This week we look at a new feature on the Apple Watch that could benefit diabetes patients, a newly approved hemophilia drug and calls for a new regulatory process for artificial intelligence-based medical technology. We also continue to explore concerns about clinical trial diversity. Finally, we highlight the reasons contributing to delayed Food and Drug Administration reviews of cell and gene therapies.
Each week we feature five things affecting the life sciences industry. Here’s the latest.
Bloomberg reported this week that Apple has made significant progress on a project to add blood glucose monitoring technology to the Apple Watch. This would create an alternative for diabetes patients who currently monitor their blood sugar by drawing blood, usually with a finger prick. The project has been underway for over 10 years and began while Steve Jobs was still at the helm of Apple.

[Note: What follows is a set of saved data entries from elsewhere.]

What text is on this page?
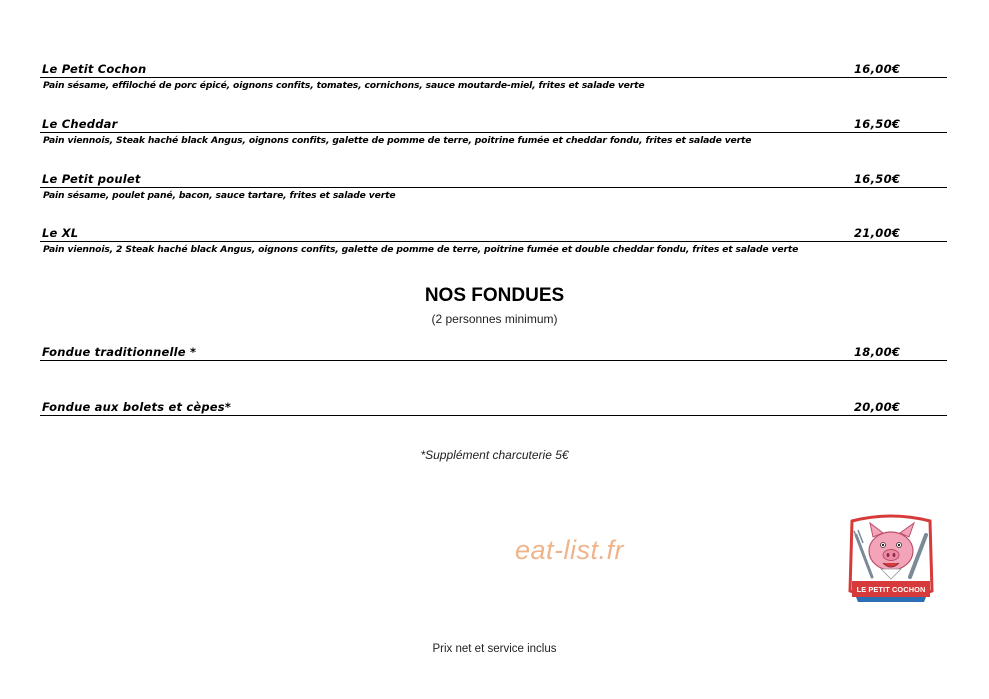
Le Petit Cochon	16,00€
Pain sésame, effiloché de porc épicé, oignons confits, tomates, cornichons, sauce moutarde-miel, frites et salade verte
Le Cheddar	16,50€
Pain viennois, Steak haché black Angus, oignons confits, galette de pomme de terre, poitrine fumée et cheddar fondu, frites et salade verte
Le Petit poulet	16,50€
Pain sésame, poulet pané, bacon, sauce tartare, frites et salade verte
Le XL	21,00€
Pain viennois, 2 Steak haché black Angus, oignons confits, galette de pomme de terre, poitrine fumée et double cheddar fondu, frites et salade verte
NOS FONDUES
(2 personnes minimum)
Fondue traditionnelle *	18,00€
Fondue aux bolets et cèpes*	20,00€
*Supplément charcuterie 5€
eat-list.fr
LE PETIT COCHON
Prix net et service inclus
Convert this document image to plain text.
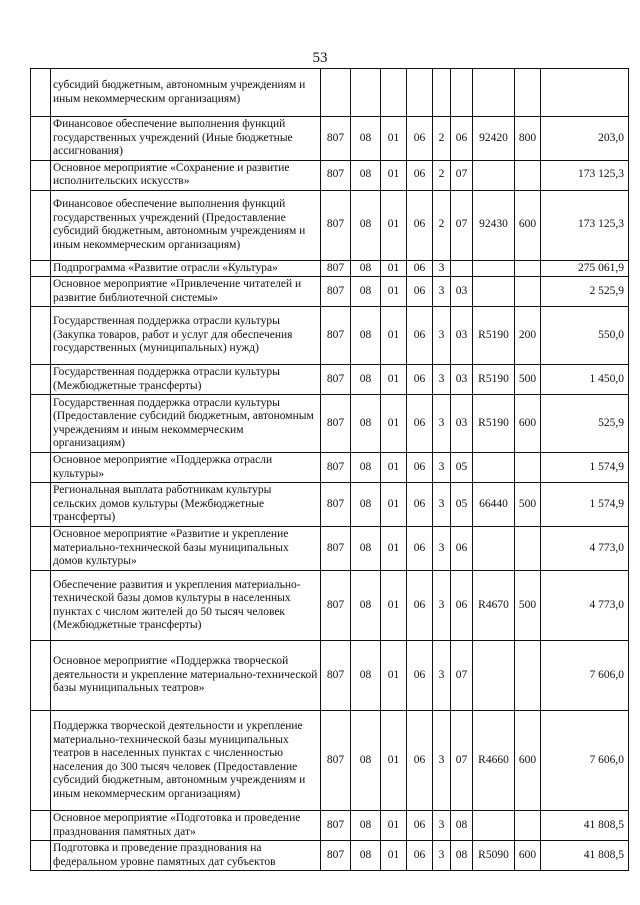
53
	субсидий бюджетным, автономным учреждениям и иным некоммерческим организациям)									
	Финансовое обеспечение выполнения функций государственных учреждений (Иные бюджетные ассигнования)	807	08	01	06	2	06	92420	800	203,0
	Основное мероприятие «Сохранение и развитие исполнительских искусств»	807	08	01	06	2	07			173 125,3
	Финансовое обеспечение выполнения функций государственных учреждений (Предоставление субсидий бюджетным, автономным учреждениям и иным некоммерческим организациям)	807	08	01	06	2	07	92430	600	173 125,3
	Подпрограмма «Развитие отрасли «Культура»	807	08	01	06	3				275 061,9
	Основное мероприятие «Привлечение читателей и развитие библиотечной системы»	807	08	01	06	3	03			2 525,9
	Государственная поддержка отрасли культуры (Закупка товаров, работ и услуг для обеспечения государственных (муниципальных) нужд)	807	08	01	06	3	03	R5190	200	550,0
	Государственная поддержка отрасли культуры (Межбюджетные трансферты)	807	08	01	06	3	03	R5190	500	1 450,0
	Государственная поддержка отрасли культуры (Предоставление субсидий бюджетным, автономным учреждениям и иным некоммерческим организациям)	807	08	01	06	3	03	R5190	600	525,9
	Основное мероприятие «Поддержка отрасли культуры»	807	08	01	06	3	05			1 574,9
	Региональная выплата работникам культуры сельских домов культуры (Межбюджетные трансферты)	807	08	01	06	3	05	66440	500	1 574,9
	Основное мероприятие «Развитие и укрепление материально-технической базы муниципальных домов культуры»	807	08	01	06	3	06			4 773,0
	Обеспечение развития и укрепления материально-технической базы домов культуры в населенных пунктах с числом жителей до 50 тысяч человек (Межбюджетные трансферты)	807	08	01	06	3	06	R4670	500	4 773,0
	Основное мероприятие «Поддержка творческой деятельности и укрепление материально-технической базы муниципальных театров»	807	08	01	06	3	07			7 606,0
	Поддержка творческой деятельности и укрепление материально-технической базы муниципальных театров в населенных пунктах с численностью населения до 300 тысяч человек (Предоставление субсидий бюджетным, автономным учреждениям и иным некоммерческим организациям)	807	08	01	06	3	07	R4660	600	7 606,0
	Основное мероприятие «Подготовка и проведение празднования памятных дат»	807	08	01	06	3	08			41 808,5
	Подготовка и проведение празднования на федеральном уровне памятных дат субъектов	807	08	01	06	3	08	R5090	600	41 808,5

The FDA announced this week that it has approved a hemophilia therapy. The drug prevents and treats bleeding episodes in patients with hemophilia. Treatments for the disease that are on the market require dosing several times a week, but this new product will require only one dose per week, significantly improving the quality of life for those afflicted with the disease.
Researchers suggested that the FDA create a new process for regulatory approval of medical devices that are driven by AI. This new model could reduce the time taken to assess AI by at least one month, but would be costly to implement and would require collaboration between developers of this technology and regulators.
Last week we discussed potential FDA regulations that would require diversity in clinical trials. A recent study from Yale School of Medicine noted that while most study results indicate gender representation, less than half provide information regarding participants’ age, race or ethnicity. Further, of the trials that did report race and ethnicity data, a significant number indicated a lack of diversity among participants.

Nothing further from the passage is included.